Désormais, poursuit le libéral Christian Lüscher, «nous attendons un geste de la justice genevoise. Je rappelle que pour l’affaire de la BCG (ndlr: Banque cantonale de Genève), on avait réussi, en un temps record, à ouvrir une instruction pénale et à nommer quatre juges d’instruction à plein-temps pour enquêter sur ce dossier. Genève aurait d’ailleurs dû faire la même chose pour montrer que l’affaire des photos était prise au sérieux.» Enfin, ajoute Christian Lüscher, «La Tribune de Genève doit maintenant prendre conscience du caractère particulièrement maladroit, pour ne pas dire plus, de la publication des photos.»

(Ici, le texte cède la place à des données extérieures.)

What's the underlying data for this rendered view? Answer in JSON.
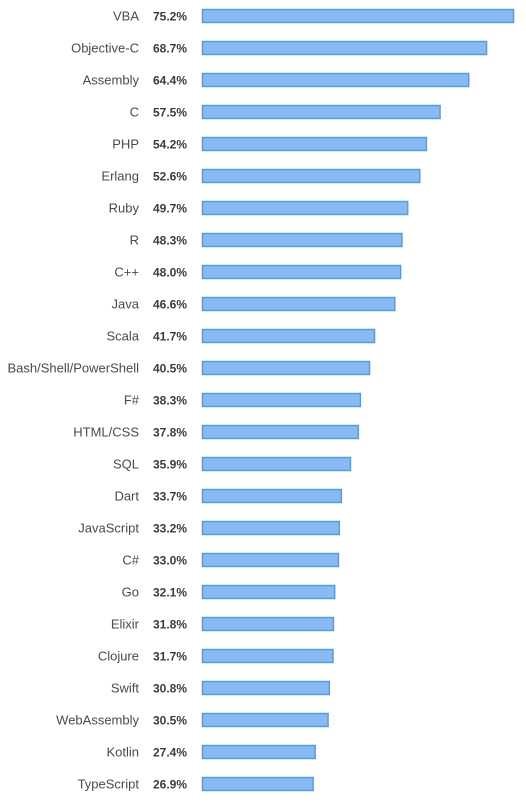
{
  "chart_data": {
    "type": "bar",
    "orientation": "horizontal",
    "title": "",
    "xlabel": "",
    "ylabel": "",
    "xlim": [
      0,
      75.2
    ],
    "grid": false,
    "legend": "none",
    "bar_color": "#88bbf5",
    "bar_border_color": "#5b9bd5",
    "categories": [
      "VBA",
      "Objective-C",
      "Assembly",
      "C",
      "PHP",
      "Erlang",
      "Ruby",
      "R",
      "C++",
      "Java",
      "Scala",
      "Bash/Shell/PowerShell",
      "F#",
      "HTML/CSS",
      "SQL",
      "Dart",
      "JavaScript",
      "C#",
      "Go",
      "Elixir",
      "Clojure",
      "Swift",
      "WebAssembly",
      "Kotlin",
      "TypeScript"
    ],
    "values": [
      75.2,
      68.7,
      64.4,
      57.5,
      54.2,
      52.6,
      49.7,
      48.3,
      48.0,
      46.6,
      41.7,
      40.5,
      38.3,
      37.8,
      35.9,
      33.7,
      33.2,
      33.0,
      32.1,
      31.8,
      31.7,
      30.8,
      30.5,
      27.4,
      26.9
    ],
    "value_labels": [
      "75.2%",
      "68.7%",
      "64.4%",
      "57.5%",
      "54.2%",
      "52.6%",
      "49.7%",
      "48.3%",
      "48.0%",
      "46.6%",
      "41.7%",
      "40.5%",
      "38.3%",
      "37.8%",
      "35.9%",
      "33.7%",
      "33.2%",
      "33.0%",
      "32.1%",
      "31.8%",
      "31.7%",
      "30.8%",
      "30.5%",
      "27.4%",
      "26.9%"
    ]
  }
}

Le socialiste Carlo Sommaruga pointe lui aussi la responsabilité du quotidien. «Ces photos n’apportaient aucune info supplémentaire, il était inacceptable de les publier, et la Tribune de Genève doit le reconnaître.» En ce sens, souligne le député, «le canton de Genève traite d’ailleurs Hannibal Kadhafi comme tout citoyen» qui a droit au respect de sa vie privée.

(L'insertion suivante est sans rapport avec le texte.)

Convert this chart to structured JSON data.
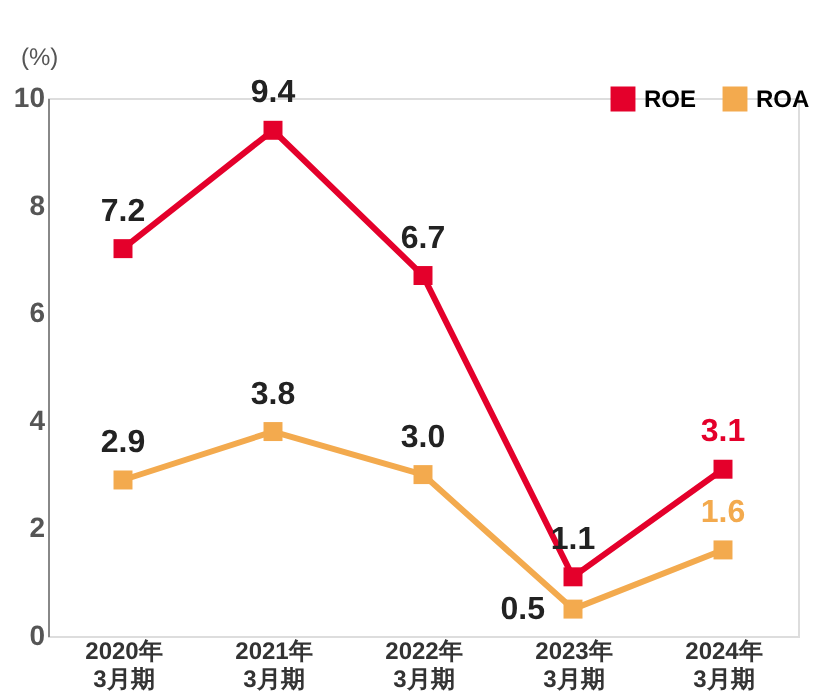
{
  "chart_data": {
    "type": "line",
    "ylabel": "(%)",
    "categories": [
      "2020年\n3月期",
      "2021年\n3月期",
      "2022年\n3月期",
      "2023年\n3月期",
      "2024年\n3月期"
    ],
    "series": [
      {
        "name": "ROE",
        "color": "#e4002b",
        "values": [
          7.2,
          9.4,
          6.7,
          1.1,
          3.1
        ],
        "value_labels": [
          "7.2",
          "9.4",
          "6.7",
          "1.1",
          "3.1"
        ]
      },
      {
        "name": "ROA",
        "color": "#f3aa4e",
        "values": [
          2.9,
          3.8,
          3.0,
          0.5,
          1.6
        ],
        "value_labels": [
          "2.9",
          "3.8",
          "3.0",
          "0.5",
          "1.6"
        ]
      }
    ],
    "ylim": [
      0,
      10
    ],
    "yticks": [
      0,
      2,
      4,
      6,
      8,
      10
    ],
    "grid": false,
    "legend": "top right",
    "marker": "square",
    "line_style": "solid"
  }
}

Pour les élus, le geste du gouvernement genevois est le signe «que les choses s’accélèrent», glisse l’un d’eux. «Tout peut aller très vite, en l’espace de quelques jours, même.» Enfin, en théorie, puisqu’un dénouement proche de la crise entre Berne et Tripoli a déjà été évoqué à plusieurs reprises. Mais le fait «que le Conseil d’Etat genevois se taise est un bon signe», analyse un parlementaire.

Pourquoi cette accélération? Tripoli, entend-on, n’a pas forcément intérêt à garder Max Göldi seul dans une geôle libyenne. «Cela n’arrange pas son prestige.» Et du côté Suisse, savoir l’otage isolé et en mauvaise santé, selon les dires de son avocat et d’Amnesty International, a également précipité les choses. Enfin la date butoir du 5 avril fixée par l’Italie aurait également pu jouer un rôle à Berne. «Encore que là, la Suisse peut négocier», renchérit un député, insistant par ailleurs «sur la grande dépendance de Rome vis-à-vis de Tripoli, qui s’explique notamment par le rôle de passoire exercé par la Libye pour freiner l’immigration en Italie.»

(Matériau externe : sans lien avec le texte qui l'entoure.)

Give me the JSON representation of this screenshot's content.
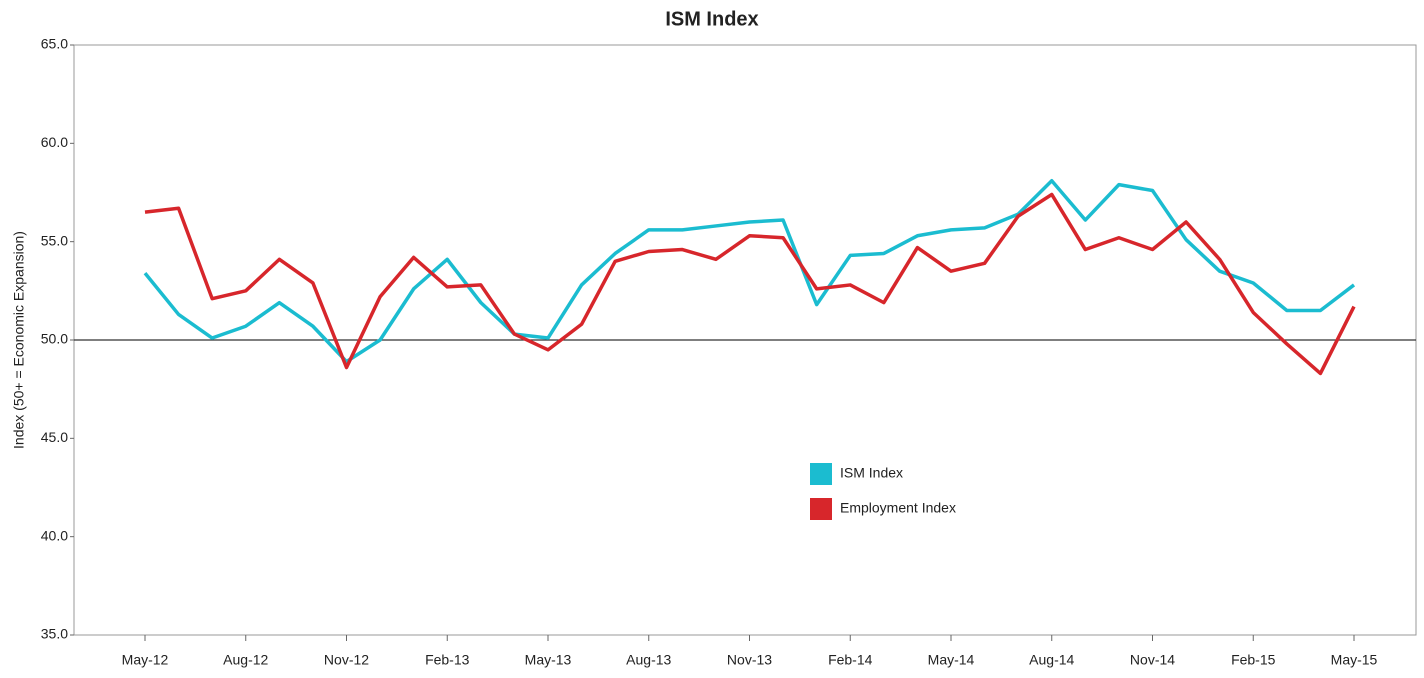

Berne a-t-elle été contrainte d’exercer des pressions sur Genève, pour que le canton fasse un pas de plus? Sans doute, estiment les élus. Les proches du dossier précisent que le renouvellement de gouvernement, suite aux élections genevoises, a certainement joué un rôle. L’ex-conseiller d’Etat Laurent Moutinot favorisait-il le blocage? Les règlements de compte n’interviendront qu’après le dénouement de la crise.

Reste que selon certains députés, des pressions auraient été exercées sur la cheffe des Affaires étrangères Micheline Calmy-Rey elle-même. Ancienne ministre genevoise, la socialiste aurait, entend-on, été priée de davantage insister auprès de «son» canton en faveur d’un dénouement de la crise.